Loin de l’exotisme – mot trivial et galvaudé par les clichés de cartes postales – je suis souvent partie loin, sur les traces de ce que Victor Segalen appelait le « divers », donc de « l’autre », donc du « différent », un « différent » fragile, menacé et forcément passionnant.

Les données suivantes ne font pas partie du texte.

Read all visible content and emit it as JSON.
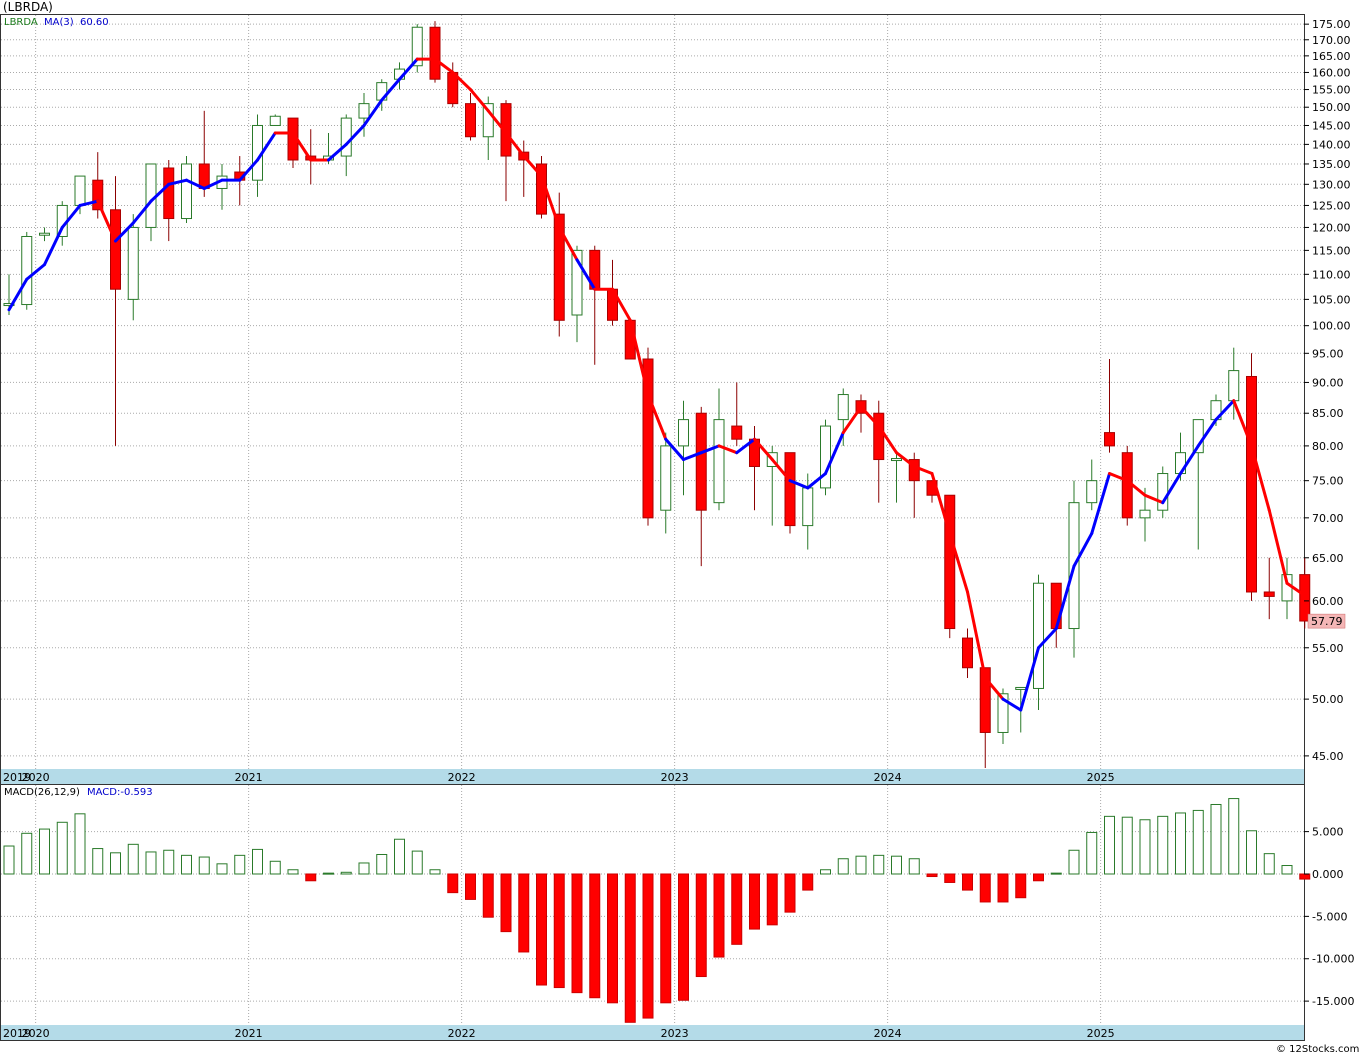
{
  "title": "(LBRDA)",
  "copyright": "© 12Stocks.com",
  "colors": {
    "up": "#2a7a2a",
    "down": "#ff0000",
    "ma_up": "#0000ff",
    "ma_down": "#ff0000",
    "axis_band": "#b4dbe8",
    "grid": "#aaaaaa",
    "last_price_box": "#f4b6b6"
  },
  "chart_data": [
    {
      "type": "candlestick",
      "interval": "monthly",
      "symbol": "LBRDA",
      "legend": {
        "symbol": "LBRDA",
        "ma_label": "MA(3)",
        "ma_value": "60.60",
        "placement": "top-left"
      },
      "last_price": "57.79",
      "yscale": "log",
      "ylim": [
        44,
        178
      ],
      "yticks": [
        45,
        50,
        55,
        60,
        65,
        70,
        75,
        80,
        85,
        90,
        95,
        100,
        105,
        110,
        115,
        120,
        125,
        130,
        135,
        140,
        145,
        150,
        155,
        160,
        165,
        170,
        175
      ],
      "ytick_labels": [
        "45.00",
        "50.00",
        "55.00",
        "60.00",
        "65.00",
        "70.00",
        "75.00",
        "80.00",
        "85.00",
        "90.00",
        "95.00",
        "100.00",
        "105.00",
        "110.00",
        "115.00",
        "120.00",
        "125.00",
        "130.00",
        "135.00",
        "140.00",
        "145.00",
        "150.00",
        "155.00",
        "160.00",
        "165.00",
        "170.00",
        "175.00"
      ],
      "year_labels": [
        {
          "label": "2019",
          "month_index": -2
        },
        {
          "label": "2020",
          "month_index": 2
        },
        {
          "label": "2021",
          "month_index": 14
        },
        {
          "label": "2022",
          "month_index": 26
        },
        {
          "label": "2023",
          "month_index": 38
        },
        {
          "label": "2024",
          "month_index": 50
        },
        {
          "label": "2025",
          "month_index": 62
        }
      ],
      "grid": true,
      "candles": [
        {
          "o": 104,
          "h": 110,
          "l": 102,
          "c": 104
        },
        {
          "o": 104,
          "h": 119,
          "l": 103,
          "c": 118
        },
        {
          "o": 118.5,
          "h": 120,
          "l": 117,
          "c": 118.5
        },
        {
          "o": 118,
          "h": 126,
          "l": 116,
          "c": 125
        },
        {
          "o": 125,
          "h": 132,
          "l": 123,
          "c": 132
        },
        {
          "o": 131,
          "h": 138,
          "l": 122,
          "c": 124
        },
        {
          "o": 124,
          "h": 132,
          "l": 80,
          "c": 107
        },
        {
          "o": 105,
          "h": 123,
          "l": 101,
          "c": 120
        },
        {
          "o": 120,
          "h": 135,
          "l": 117,
          "c": 135
        },
        {
          "o": 134,
          "h": 136,
          "l": 117,
          "c": 122
        },
        {
          "o": 122,
          "h": 137,
          "l": 121,
          "c": 135
        },
        {
          "o": 135,
          "h": 149,
          "l": 127,
          "c": 129
        },
        {
          "o": 129,
          "h": 135,
          "l": 124,
          "c": 132
        },
        {
          "o": 133,
          "h": 137,
          "l": 125,
          "c": 131
        },
        {
          "o": 131,
          "h": 148,
          "l": 127,
          "c": 145
        },
        {
          "o": 145,
          "h": 148,
          "l": 145,
          "c": 147.5
        },
        {
          "o": 147,
          "h": 147,
          "l": 134,
          "c": 136
        },
        {
          "o": 137,
          "h": 144,
          "l": 130,
          "c": 136
        },
        {
          "o": 136,
          "h": 143,
          "l": 135,
          "c": 137
        },
        {
          "o": 137,
          "h": 148,
          "l": 132,
          "c": 147
        },
        {
          "o": 147,
          "h": 154,
          "l": 142,
          "c": 151
        },
        {
          "o": 152,
          "h": 158,
          "l": 149,
          "c": 157
        },
        {
          "o": 158,
          "h": 163,
          "l": 155,
          "c": 161
        },
        {
          "o": 162,
          "h": 175,
          "l": 160,
          "c": 174
        },
        {
          "o": 174,
          "h": 176,
          "l": 157,
          "c": 158
        },
        {
          "o": 160,
          "h": 163,
          "l": 150,
          "c": 151
        },
        {
          "o": 151,
          "h": 154,
          "l": 141,
          "c": 142
        },
        {
          "o": 142,
          "h": 153,
          "l": 136,
          "c": 151
        },
        {
          "o": 151,
          "h": 152,
          "l": 126,
          "c": 137
        },
        {
          "o": 138,
          "h": 141,
          "l": 127,
          "c": 136
        },
        {
          "o": 135,
          "h": 137,
          "l": 122,
          "c": 123
        },
        {
          "o": 123,
          "h": 128,
          "l": 98,
          "c": 101
        },
        {
          "o": 102,
          "h": 116,
          "l": 97,
          "c": 115
        },
        {
          "o": 115,
          "h": 116,
          "l": 93,
          "c": 107
        },
        {
          "o": 107,
          "h": 113,
          "l": 100,
          "c": 101
        },
        {
          "o": 101,
          "h": 101,
          "l": 94,
          "c": 94
        },
        {
          "o": 94,
          "h": 96,
          "l": 69,
          "c": 70
        },
        {
          "o": 71,
          "h": 82,
          "l": 68,
          "c": 80
        },
        {
          "o": 80,
          "h": 87,
          "l": 73,
          "c": 84
        },
        {
          "o": 85,
          "h": 86,
          "l": 64,
          "c": 71
        },
        {
          "o": 72,
          "h": 89,
          "l": 71,
          "c": 84
        },
        {
          "o": 83,
          "h": 90,
          "l": 80,
          "c": 81
        },
        {
          "o": 81,
          "h": 83,
          "l": 71,
          "c": 77
        },
        {
          "o": 77,
          "h": 80,
          "l": 69,
          "c": 79
        },
        {
          "o": 79,
          "h": 79,
          "l": 68,
          "c": 69
        },
        {
          "o": 69,
          "h": 76,
          "l": 66,
          "c": 74
        },
        {
          "o": 74,
          "h": 84,
          "l": 73,
          "c": 83
        },
        {
          "o": 84,
          "h": 89,
          "l": 80,
          "c": 88
        },
        {
          "o": 87,
          "h": 88,
          "l": 82,
          "c": 85
        },
        {
          "o": 85,
          "h": 87,
          "l": 72,
          "c": 78
        },
        {
          "o": 78,
          "h": 79,
          "l": 72,
          "c": 78
        },
        {
          "o": 78,
          "h": 79,
          "l": 70,
          "c": 75
        },
        {
          "o": 75,
          "h": 75,
          "l": 72,
          "c": 73
        },
        {
          "o": 73,
          "h": 73,
          "l": 56,
          "c": 57
        },
        {
          "o": 56,
          "h": 57,
          "l": 52,
          "c": 53
        },
        {
          "o": 53,
          "h": 53,
          "l": 44,
          "c": 47
        },
        {
          "o": 47,
          "h": 51,
          "l": 46,
          "c": 50.5
        },
        {
          "o": 51,
          "h": 51,
          "l": 47,
          "c": 51
        },
        {
          "o": 51,
          "h": 63,
          "l": 49,
          "c": 62
        },
        {
          "o": 62,
          "h": 62,
          "l": 55,
          "c": 57
        },
        {
          "o": 57,
          "h": 75,
          "l": 54,
          "c": 72
        },
        {
          "o": 72,
          "h": 78,
          "l": 71,
          "c": 75
        },
        {
          "o": 82,
          "h": 94,
          "l": 79,
          "c": 80
        },
        {
          "o": 79,
          "h": 80,
          "l": 69,
          "c": 70
        },
        {
          "o": 70,
          "h": 74,
          "l": 67,
          "c": 71
        },
        {
          "o": 71,
          "h": 77,
          "l": 70,
          "c": 76
        },
        {
          "o": 76,
          "h": 82,
          "l": 75,
          "c": 79
        },
        {
          "o": 79,
          "h": 84,
          "l": 66,
          "c": 84
        },
        {
          "o": 84,
          "h": 88,
          "l": 83,
          "c": 87
        },
        {
          "o": 87,
          "h": 96,
          "l": 84,
          "c": 92
        },
        {
          "o": 91,
          "h": 95,
          "l": 60,
          "c": 61
        },
        {
          "o": 61,
          "h": 65,
          "l": 58,
          "c": 60.5
        },
        {
          "o": 60,
          "h": 65,
          "l": 58,
          "c": 63
        },
        {
          "o": 63,
          "h": 65,
          "l": 57,
          "c": 57.8
        }
      ],
      "ma": [
        103,
        109,
        112,
        120,
        125,
        126,
        117,
        121,
        126,
        130,
        131,
        129,
        131,
        131,
        136,
        143,
        143,
        136,
        136,
        140,
        145,
        152,
        158,
        164,
        164,
        160,
        155,
        149,
        143,
        137,
        132,
        120,
        113,
        107,
        107,
        101,
        88,
        81,
        78,
        79,
        80,
        79,
        81,
        78,
        75,
        74,
        76,
        82,
        86,
        83,
        79,
        77,
        76,
        68,
        61,
        52,
        50,
        49,
        55,
        57,
        64,
        68,
        76,
        75,
        73,
        72,
        76,
        80,
        84,
        87,
        80,
        71,
        62,
        60.6
      ],
      "ma_colors": [
        "up",
        "up",
        "up",
        "up",
        "up",
        "up",
        "down",
        "up",
        "up",
        "up",
        "up",
        "up",
        "up",
        "up",
        "up",
        "up",
        "down",
        "down",
        "down",
        "up",
        "up",
        "up",
        "up",
        "up",
        "down",
        "down",
        "down",
        "down",
        "down",
        "down",
        "down",
        "down",
        "down",
        "up",
        "down",
        "down",
        "down",
        "down",
        "up",
        "up",
        "up",
        "down",
        "up",
        "down",
        "down",
        "up",
        "up",
        "up",
        "down",
        "down",
        "down",
        "down",
        "down",
        "down",
        "down",
        "down",
        "down",
        "up",
        "up",
        "up",
        "up",
        "up",
        "up",
        "down",
        "down",
        "down",
        "up",
        "up",
        "up",
        "up",
        "down",
        "down",
        "down",
        "down"
      ]
    },
    {
      "type": "bar",
      "indicator": "MACD",
      "legend": {
        "label": "MACD(26,12,9)",
        "value_label": "MACD:-0.593",
        "placement": "top-left"
      },
      "ylim": [
        -17.7,
        10.5
      ],
      "yticks": [
        -15,
        -10,
        -5,
        0,
        5
      ],
      "ytick_labels": [
        "-15.000",
        "-10.000",
        "-5.000",
        "0.000",
        "5.000"
      ],
      "year_labels": [
        {
          "label": "2019",
          "month_index": -2
        },
        {
          "label": "2020",
          "month_index": 2
        },
        {
          "label": "2021",
          "month_index": 14
        },
        {
          "label": "2022",
          "month_index": 26
        },
        {
          "label": "2023",
          "month_index": 38
        },
        {
          "label": "2024",
          "month_index": 50
        },
        {
          "label": "2025",
          "month_index": 62
        }
      ],
      "grid": true,
      "values": [
        3.3,
        4.8,
        5.3,
        6.1,
        7.1,
        3.0,
        2.5,
        3.5,
        2.6,
        2.8,
        2.2,
        2.0,
        1.2,
        2.2,
        2.9,
        1.5,
        0.5,
        -0.8,
        0.1,
        0.2,
        1.3,
        2.3,
        4.1,
        2.7,
        0.5,
        -2.2,
        -3.0,
        -5.1,
        -6.8,
        -9.2,
        -13.1,
        -13.4,
        -14.0,
        -14.6,
        -15.2,
        -17.5,
        -17.0,
        -15.2,
        -14.9,
        -12.1,
        -9.8,
        -8.3,
        -6.5,
        -6.0,
        -4.5,
        -1.9,
        0.5,
        1.8,
        2.1,
        2.2,
        2.1,
        1.8,
        -0.3,
        -1.0,
        -1.9,
        -3.3,
        -3.3,
        -2.8,
        -0.8,
        0.1,
        2.8,
        4.9,
        6.8,
        6.7,
        6.4,
        6.8,
        7.2,
        7.5,
        8.2,
        8.9,
        5.1,
        2.4,
        1.0,
        -0.6
      ]
    }
  ]
}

La république aux îles multiples (plus de 13 000 îles, dont Bornéo, Java, Sumatra, Moluques, Flores, Bali…), compte 36 régions, les Bataks vivant à « Sumatera Utara » (Sumatra Nord). Depuis 1990, le gouvernement indonésien autorise le principe du « Dalihan Ta Tolu », mot Batak qui signifie : autorisation de pratiquer coutumes et traditions chrétiennes et animistes, dans la région. Il accorde même le droit officiel d’en faire la promotion (articles 5 et 8 des Règlements Régionaux).

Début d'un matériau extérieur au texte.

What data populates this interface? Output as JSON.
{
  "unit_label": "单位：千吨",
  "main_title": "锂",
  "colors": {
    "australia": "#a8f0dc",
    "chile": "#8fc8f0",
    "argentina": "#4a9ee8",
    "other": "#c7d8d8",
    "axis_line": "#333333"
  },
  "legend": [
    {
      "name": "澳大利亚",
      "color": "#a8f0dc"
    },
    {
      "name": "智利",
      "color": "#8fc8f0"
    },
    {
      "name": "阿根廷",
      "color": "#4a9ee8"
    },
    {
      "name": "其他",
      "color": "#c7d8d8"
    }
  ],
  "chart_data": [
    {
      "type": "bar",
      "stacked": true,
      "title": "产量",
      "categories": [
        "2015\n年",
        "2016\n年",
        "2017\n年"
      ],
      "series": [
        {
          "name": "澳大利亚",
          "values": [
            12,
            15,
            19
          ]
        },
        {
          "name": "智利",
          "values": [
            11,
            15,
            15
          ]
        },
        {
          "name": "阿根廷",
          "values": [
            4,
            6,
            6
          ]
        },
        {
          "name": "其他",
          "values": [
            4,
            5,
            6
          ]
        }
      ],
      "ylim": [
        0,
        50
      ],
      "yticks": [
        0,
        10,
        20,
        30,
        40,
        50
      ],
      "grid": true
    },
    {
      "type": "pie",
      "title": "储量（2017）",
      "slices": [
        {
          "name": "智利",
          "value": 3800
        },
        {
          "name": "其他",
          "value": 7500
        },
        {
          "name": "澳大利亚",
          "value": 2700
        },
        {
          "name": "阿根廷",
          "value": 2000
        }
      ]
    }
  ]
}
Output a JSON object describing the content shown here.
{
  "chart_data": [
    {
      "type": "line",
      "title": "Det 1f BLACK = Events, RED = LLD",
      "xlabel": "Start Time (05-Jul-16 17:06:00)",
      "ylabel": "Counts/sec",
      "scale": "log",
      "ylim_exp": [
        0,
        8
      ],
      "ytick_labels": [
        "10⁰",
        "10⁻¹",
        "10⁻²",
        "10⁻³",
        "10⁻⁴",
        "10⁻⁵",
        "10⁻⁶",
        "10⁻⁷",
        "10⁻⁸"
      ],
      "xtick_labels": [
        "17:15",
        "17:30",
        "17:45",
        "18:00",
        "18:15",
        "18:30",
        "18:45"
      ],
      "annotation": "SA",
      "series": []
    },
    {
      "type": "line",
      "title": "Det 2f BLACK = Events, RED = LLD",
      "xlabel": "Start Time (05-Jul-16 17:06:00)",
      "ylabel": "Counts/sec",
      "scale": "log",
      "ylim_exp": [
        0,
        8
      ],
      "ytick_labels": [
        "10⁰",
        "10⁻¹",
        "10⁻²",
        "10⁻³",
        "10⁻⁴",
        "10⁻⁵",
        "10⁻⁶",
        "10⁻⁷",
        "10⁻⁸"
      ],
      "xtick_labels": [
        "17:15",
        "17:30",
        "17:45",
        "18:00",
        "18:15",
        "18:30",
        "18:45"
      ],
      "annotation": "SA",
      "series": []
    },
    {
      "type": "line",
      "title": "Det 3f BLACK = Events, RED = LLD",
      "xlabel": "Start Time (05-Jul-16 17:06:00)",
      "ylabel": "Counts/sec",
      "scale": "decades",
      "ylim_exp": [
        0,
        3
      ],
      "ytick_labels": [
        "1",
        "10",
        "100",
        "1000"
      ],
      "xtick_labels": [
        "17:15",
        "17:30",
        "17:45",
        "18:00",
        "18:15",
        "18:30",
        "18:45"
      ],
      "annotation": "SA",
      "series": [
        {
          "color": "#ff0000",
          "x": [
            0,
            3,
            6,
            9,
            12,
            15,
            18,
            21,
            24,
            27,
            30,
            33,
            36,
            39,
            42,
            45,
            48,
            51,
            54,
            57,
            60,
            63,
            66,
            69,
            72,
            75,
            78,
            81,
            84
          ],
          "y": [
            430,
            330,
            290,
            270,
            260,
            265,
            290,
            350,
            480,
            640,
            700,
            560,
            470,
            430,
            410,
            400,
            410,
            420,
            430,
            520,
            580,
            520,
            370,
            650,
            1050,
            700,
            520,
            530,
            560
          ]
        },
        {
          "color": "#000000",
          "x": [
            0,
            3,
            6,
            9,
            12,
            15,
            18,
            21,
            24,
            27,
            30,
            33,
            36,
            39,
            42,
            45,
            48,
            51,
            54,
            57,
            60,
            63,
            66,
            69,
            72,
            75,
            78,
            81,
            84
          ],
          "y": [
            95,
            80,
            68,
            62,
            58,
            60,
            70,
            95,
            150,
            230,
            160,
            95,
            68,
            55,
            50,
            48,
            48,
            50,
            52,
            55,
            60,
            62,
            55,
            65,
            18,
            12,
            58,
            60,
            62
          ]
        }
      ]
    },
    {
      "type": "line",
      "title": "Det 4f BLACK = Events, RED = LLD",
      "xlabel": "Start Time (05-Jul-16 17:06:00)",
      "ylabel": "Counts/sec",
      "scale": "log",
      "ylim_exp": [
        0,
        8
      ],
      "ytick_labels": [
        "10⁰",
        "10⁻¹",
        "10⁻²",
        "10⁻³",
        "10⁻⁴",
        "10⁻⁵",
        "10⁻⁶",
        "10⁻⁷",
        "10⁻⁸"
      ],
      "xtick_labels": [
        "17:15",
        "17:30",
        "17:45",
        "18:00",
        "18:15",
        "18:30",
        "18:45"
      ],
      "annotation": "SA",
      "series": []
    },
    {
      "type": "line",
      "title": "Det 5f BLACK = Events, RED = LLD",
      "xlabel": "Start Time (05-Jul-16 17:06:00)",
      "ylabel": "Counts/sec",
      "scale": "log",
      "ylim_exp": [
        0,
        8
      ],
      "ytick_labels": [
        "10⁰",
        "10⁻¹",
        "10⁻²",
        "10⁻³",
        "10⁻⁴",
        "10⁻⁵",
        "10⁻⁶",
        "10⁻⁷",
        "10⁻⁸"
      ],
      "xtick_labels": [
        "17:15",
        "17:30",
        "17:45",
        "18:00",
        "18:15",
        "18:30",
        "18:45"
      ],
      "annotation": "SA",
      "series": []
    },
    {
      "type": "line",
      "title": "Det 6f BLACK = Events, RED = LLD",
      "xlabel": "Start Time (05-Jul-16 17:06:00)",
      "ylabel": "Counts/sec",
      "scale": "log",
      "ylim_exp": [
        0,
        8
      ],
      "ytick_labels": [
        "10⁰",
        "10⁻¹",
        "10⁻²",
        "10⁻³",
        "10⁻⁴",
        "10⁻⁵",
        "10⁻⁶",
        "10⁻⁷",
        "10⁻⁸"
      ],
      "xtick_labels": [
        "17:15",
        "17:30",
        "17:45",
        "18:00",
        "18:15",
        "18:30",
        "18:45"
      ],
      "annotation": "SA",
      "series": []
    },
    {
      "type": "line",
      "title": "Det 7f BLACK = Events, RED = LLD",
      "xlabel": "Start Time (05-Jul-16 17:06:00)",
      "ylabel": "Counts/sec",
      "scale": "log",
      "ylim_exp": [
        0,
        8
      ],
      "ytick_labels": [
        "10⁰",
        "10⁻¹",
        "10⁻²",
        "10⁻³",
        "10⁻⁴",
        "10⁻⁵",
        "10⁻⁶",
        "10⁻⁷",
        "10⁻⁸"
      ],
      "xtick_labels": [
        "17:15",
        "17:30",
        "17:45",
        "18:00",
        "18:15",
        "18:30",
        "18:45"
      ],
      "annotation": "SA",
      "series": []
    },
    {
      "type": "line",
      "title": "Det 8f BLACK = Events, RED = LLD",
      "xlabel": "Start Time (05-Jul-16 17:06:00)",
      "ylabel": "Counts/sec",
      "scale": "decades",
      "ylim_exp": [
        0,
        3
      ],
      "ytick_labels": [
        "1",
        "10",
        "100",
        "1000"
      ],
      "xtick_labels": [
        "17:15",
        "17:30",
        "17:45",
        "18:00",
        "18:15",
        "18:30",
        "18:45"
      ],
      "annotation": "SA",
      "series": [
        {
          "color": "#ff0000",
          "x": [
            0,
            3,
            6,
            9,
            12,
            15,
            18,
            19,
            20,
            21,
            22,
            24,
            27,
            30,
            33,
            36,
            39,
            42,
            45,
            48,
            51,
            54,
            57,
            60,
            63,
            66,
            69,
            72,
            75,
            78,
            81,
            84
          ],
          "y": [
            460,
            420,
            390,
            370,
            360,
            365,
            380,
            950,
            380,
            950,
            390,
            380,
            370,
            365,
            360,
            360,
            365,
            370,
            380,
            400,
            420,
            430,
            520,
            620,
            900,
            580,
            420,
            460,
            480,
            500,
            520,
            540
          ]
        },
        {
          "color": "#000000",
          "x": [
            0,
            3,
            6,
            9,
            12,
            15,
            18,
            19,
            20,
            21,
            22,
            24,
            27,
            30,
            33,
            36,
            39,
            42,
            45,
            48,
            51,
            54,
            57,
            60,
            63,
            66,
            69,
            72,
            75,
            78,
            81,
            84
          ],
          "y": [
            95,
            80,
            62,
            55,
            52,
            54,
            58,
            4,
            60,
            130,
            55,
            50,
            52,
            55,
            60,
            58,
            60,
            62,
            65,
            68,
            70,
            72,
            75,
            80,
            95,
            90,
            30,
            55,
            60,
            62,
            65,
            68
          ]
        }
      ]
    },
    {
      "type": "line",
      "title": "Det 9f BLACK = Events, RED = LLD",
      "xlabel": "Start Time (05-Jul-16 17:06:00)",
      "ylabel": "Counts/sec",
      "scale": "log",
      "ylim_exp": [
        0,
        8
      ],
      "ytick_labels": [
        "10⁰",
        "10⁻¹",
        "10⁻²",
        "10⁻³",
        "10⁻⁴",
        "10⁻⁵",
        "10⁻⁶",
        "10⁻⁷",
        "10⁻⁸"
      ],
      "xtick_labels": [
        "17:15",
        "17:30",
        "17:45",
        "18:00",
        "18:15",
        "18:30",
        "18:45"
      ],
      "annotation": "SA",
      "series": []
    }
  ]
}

Le mot « Batak » déjà utilisé au XVIIe siècle – et que certains attribuent à Marco Polo – vient en fait d’un surnom dont les « mahométans » (on ne disait pas musulmans à l’époque) affublèrent ces « bouffeurs de cochon ». Certains restaurants en ont fait leur spécialité et les Bataks tirent une grande fierté de cette « différence » qui les distingue des Jawi et des Malais ; c’est aussi un terme, qui, dans le passé, était associé à « cannibalisme ». On peut encore entendre aujourd’hui, dans la bouche de musulmans : « Batak makan orang » (Batak mangeurs d’hommes) Mais ils ne mangeaient – paraît-il – que leurs ennemis ! Cannibales donc, comme d’autres tribus de Bornéo et plus récemment dit-on, comme les Khmers Rouges du Cambodge qui mangeaient le foie de leurs ennemis pour s’approprier leur courage.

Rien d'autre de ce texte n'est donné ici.